DocsVoiceSpeech to Text

Speech-to-Text (STT)

Speech-to-Text (STT) in Mastra provides a standardized interface for converting audio input into text across multiple service providers. This section covers STT configuration and usage. Check out the Adding Voice to Agents documentation to learn how to use STT in an agent.

Speech Configuration

To use STT in Mastra, you need to provide a listeningModel configuration when initializing the voice provider. This configuration includes parameters such as:

  • name: The specific STT model to use.
  • apiKey: Your API key for authentication.
  • Provider-specific options: Additional options that may be required or supported by the specific voice provider.

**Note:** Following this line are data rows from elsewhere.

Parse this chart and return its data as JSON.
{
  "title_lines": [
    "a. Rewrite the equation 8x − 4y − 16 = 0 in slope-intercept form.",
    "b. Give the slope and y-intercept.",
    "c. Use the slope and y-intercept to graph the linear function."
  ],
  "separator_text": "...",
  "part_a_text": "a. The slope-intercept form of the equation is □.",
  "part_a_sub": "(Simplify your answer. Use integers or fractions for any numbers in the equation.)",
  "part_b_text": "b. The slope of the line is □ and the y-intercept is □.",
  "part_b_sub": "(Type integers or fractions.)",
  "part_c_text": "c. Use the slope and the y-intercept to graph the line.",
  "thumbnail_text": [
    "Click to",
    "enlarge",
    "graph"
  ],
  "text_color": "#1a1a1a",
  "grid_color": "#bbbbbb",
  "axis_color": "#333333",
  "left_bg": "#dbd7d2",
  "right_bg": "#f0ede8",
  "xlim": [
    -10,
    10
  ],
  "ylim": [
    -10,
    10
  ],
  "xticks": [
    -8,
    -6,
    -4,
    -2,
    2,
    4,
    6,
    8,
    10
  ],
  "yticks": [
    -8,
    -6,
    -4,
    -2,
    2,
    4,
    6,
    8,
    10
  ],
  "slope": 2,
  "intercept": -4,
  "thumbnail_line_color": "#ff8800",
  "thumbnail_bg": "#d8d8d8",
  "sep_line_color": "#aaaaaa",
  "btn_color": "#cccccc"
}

Note: All of these parameters are optional. You can use the default settings provided by the voice provider, which will depend on the specific provider you are using.

Example Configuration

const voice = new OpenAIVoice({
  listeningModel: {
    name: "whisper-1",
    apiKey: process.env.OPENAI_API_KEY,
  },
});
 
// If using default settings the configuration can be simplified to:
const voice = new OpenAIVoice();

Using the Listen Method

The primary method for STT is the listen() method, which converts spoken audio into text. Here’s how to use it:

const audioStream = getMicrophoneStream(); // Assume this function gets audio input
const transcript = await voice.listen(audioStream, {
  filetype: "m4a", // Optional: specify the audio file type
});

Note: If you are using a voice-to-voice provider, such as OpenAIRealtimeVoice, the listen() method will emit a “writing” event instead of returning a transcript directly.